Doesn’t the US government have a responsibility to regulate immigration?

All sovereign states have a legitimate interest in regulating entry into their territories, and particularly in deterring the illegal entry or reentry of non-nationals who pose a threat to public safety. But the prosecutions of illegal entry offenses are overbroad, especially when one considers that immigration authorities already have the power to deport unauthorized immigrants. Prosecutions are thus draining resources that could go to efforts to increase public safety and create a more secure, efficient, and humane immigration system.

What should the US government do as an alternative to criminally prosecuting migrants?

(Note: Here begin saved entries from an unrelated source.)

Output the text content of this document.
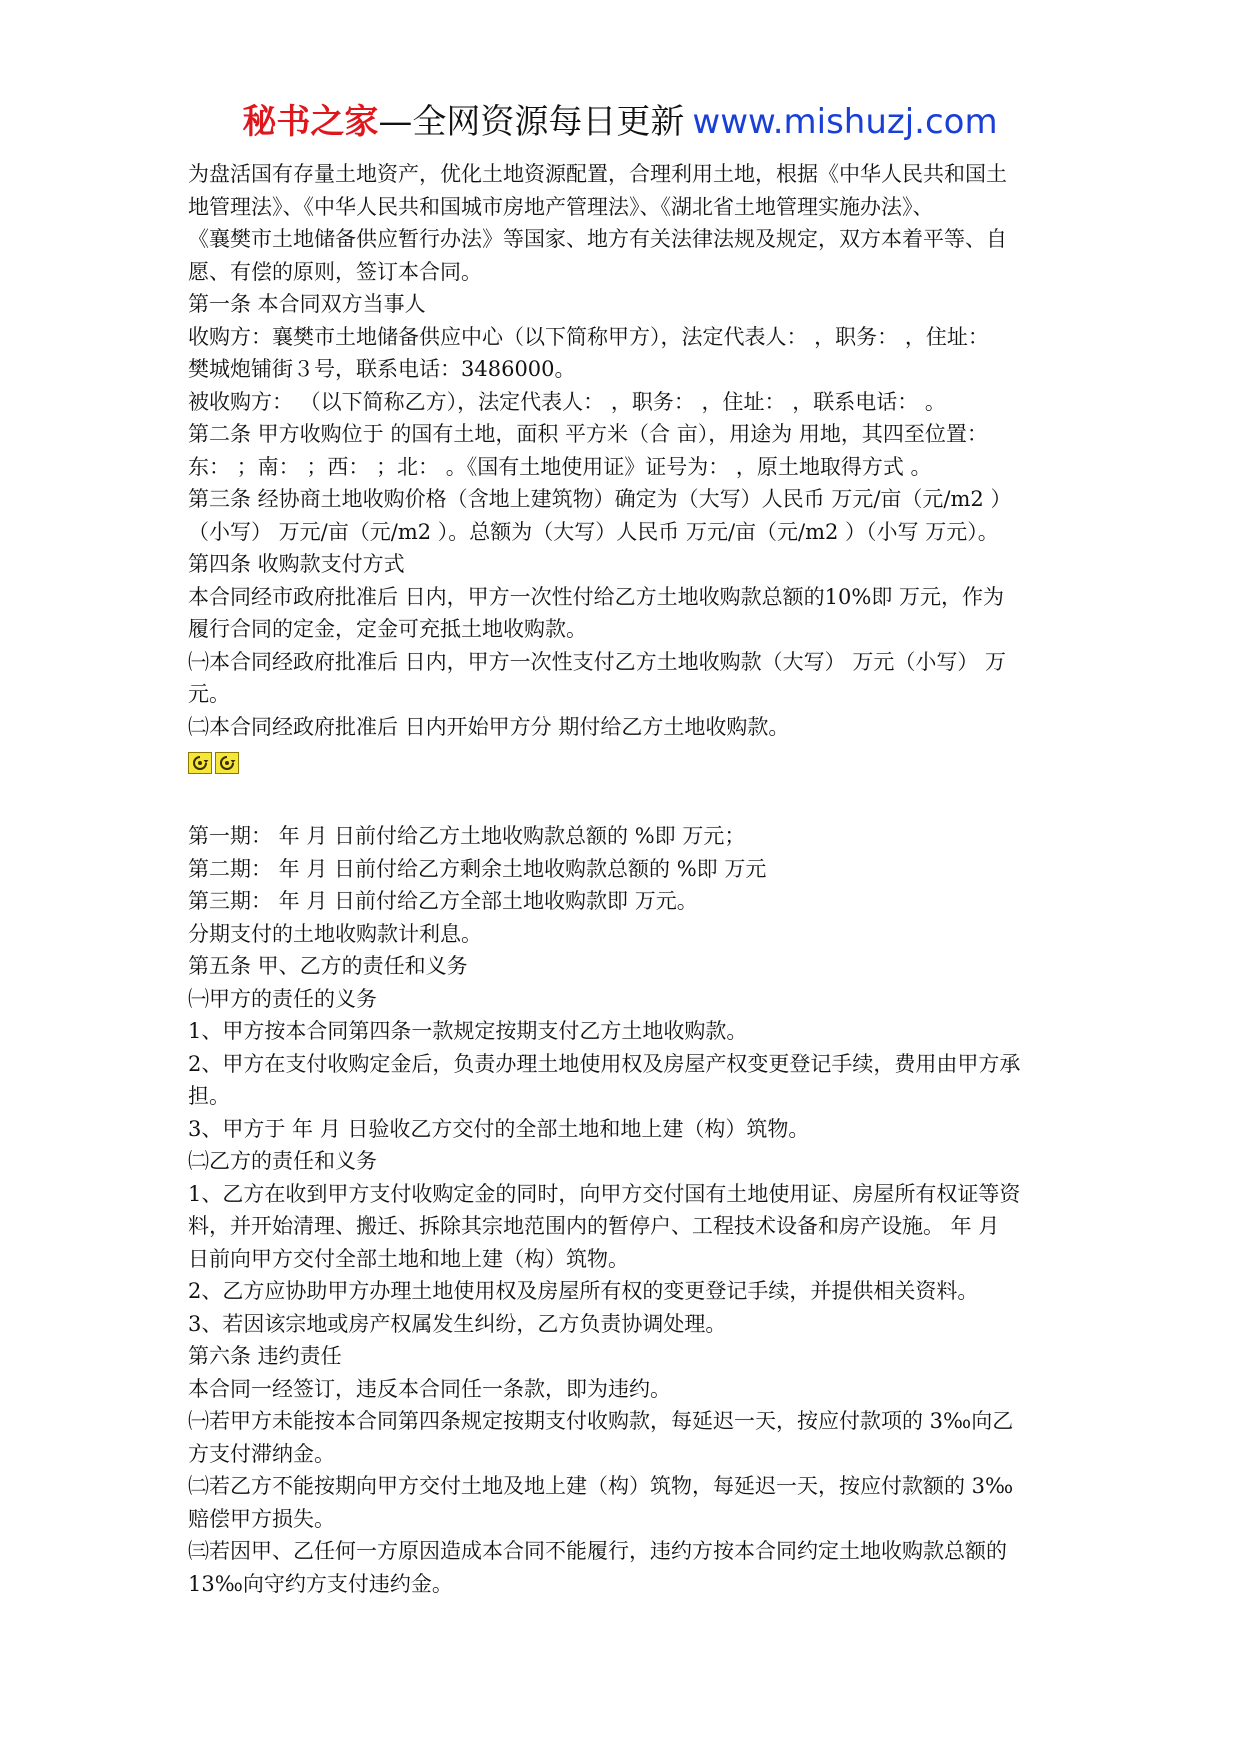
秘书之家—全网资源每日更新 www.mishuzj.com
为盘活国有存量土地资产，优化土地资源配置，合理利用土地，根据《中华人民共和国土
地管理法》、《中华人民共和国城市房地产管理法》、《湖北省土地管理实施办法》、
《襄樊市土地储备供应暂行办法》等国家、地方有关法律法规及规定，双方本着平等、自
愿、有偿的原则，签订本合同。
第一条 本合同双方当事人
收购方：襄樊市土地储备供应中心（以下简称甲方），法定代表人： ，职务： ，住址：
樊城炮铺街３号，联系电话：3486000。
被收购方： （以下简称乙方），法定代表人： ，职务： ，住址： ，联系电话： 。
第二条 甲方收购位于 的国有土地，面积 平方米（合 亩），用途为 用地，其四至位置：
东： ；南： ；西： ；北： 。《国有土地使用证》证号为： ，原土地取得方式 。
第三条 经协商土地收购价格（含地上建筑物）确定为（大写）人民币 万元/亩（元/m2 ）
（小写） 万元/亩（元/m2 ）。总额为（大写）人民币 万元/亩（元/m2 ）（小写 万元）。
第四条 收购款支付方式
本合同经市政府批准后 日内，甲方一次性付给乙方土地收购款总额的10%即 万元，作为
履行合同的定金，定金可充抵土地收购款。
㈠本合同经政府批准后 日内，甲方一次性支付乙方土地收购款（大写） 万元（小写） 万
元。
㈡本合同经政府批准后 日内开始甲方分 期付给乙方土地收购款。
第一期： 年 月 日前付给乙方土地收购款总额的 %即 万元；
第二期： 年 月 日前付给乙方剩余土地收购款总额的 %即 万元
第三期： 年 月 日前付给乙方全部土地收购款即 万元。
分期支付的土地收购款计利息。
第五条 甲、乙方的责任和义务
㈠甲方的责任的义务
1、甲方按本合同第四条一款规定按期支付乙方土地收购款。
2、甲方在支付收购定金后，负责办理土地使用权及房屋产权变更登记手续，费用由甲方承
担。
3、甲方于 年 月 日验收乙方交付的全部土地和地上建（构）筑物。
㈡乙方的责任和义务
1、乙方在收到甲方支付收购定金的同时，向甲方交付国有土地使用证、房屋所有权证等资
料，并开始清理、搬迁、拆除其宗地范围内的暂停户、工程技术设备和房产设施。 年 月
日前向甲方交付全部土地和地上建（构）筑物。
2、乙方应协助甲方办理土地使用权及房屋所有权的变更登记手续，并提供相关资料。
3、若因该宗地或房产权属发生纠纷，乙方负责协调处理。
第六条 违约责任
本合同一经签订，违反本合同任一条款，即为违约。
㈠若甲方未能按本合同第四条规定按期支付收购款，每延迟一天，按应付款项的 3‰向乙
方支付滞纳金。
㈡若乙方不能按期向甲方交付土地及地上建（构）筑物，每延迟一天，按应付款额的 3‰
赔偿甲方损失。
㈢若因甲、乙任何一方原因造成本合同不能履行，违约方按本合同约定土地收购款总额的
13‰向守约方支付违约金。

The US immigration system should be overhauled to better protect immigrants’ rights to seek asylum, to family unity, and to due process. Among other steps, the US government should:

  • consider ending the penalization of illegal entry and reentry as criminal offenses, and instead treat them as violations of civil law with ensuing civil penalties such as deportation, when warranted;
  • cease authorizing, funding, or expanding Operation Streamline and similar programs that facilitate mass prosecutions and undercut due process rights of those charged with illegal entry offenses;
  • end the prosecution of asylum seekers and adopt national guidelines for the exercise of prosecutorial discretion in cases in which defendants have extenuating circumstances, such as ties to US family members;
  • adhere to the new policy against family separation by keeping families with children together and desist from detaining such families. Pursue instead alternatives to immigration detention for families and other immigrants, such as community-based case management programs, which have been successful in the US and in other countries in ensuring immigrants appear in court, leaving immigration detention as a last resort.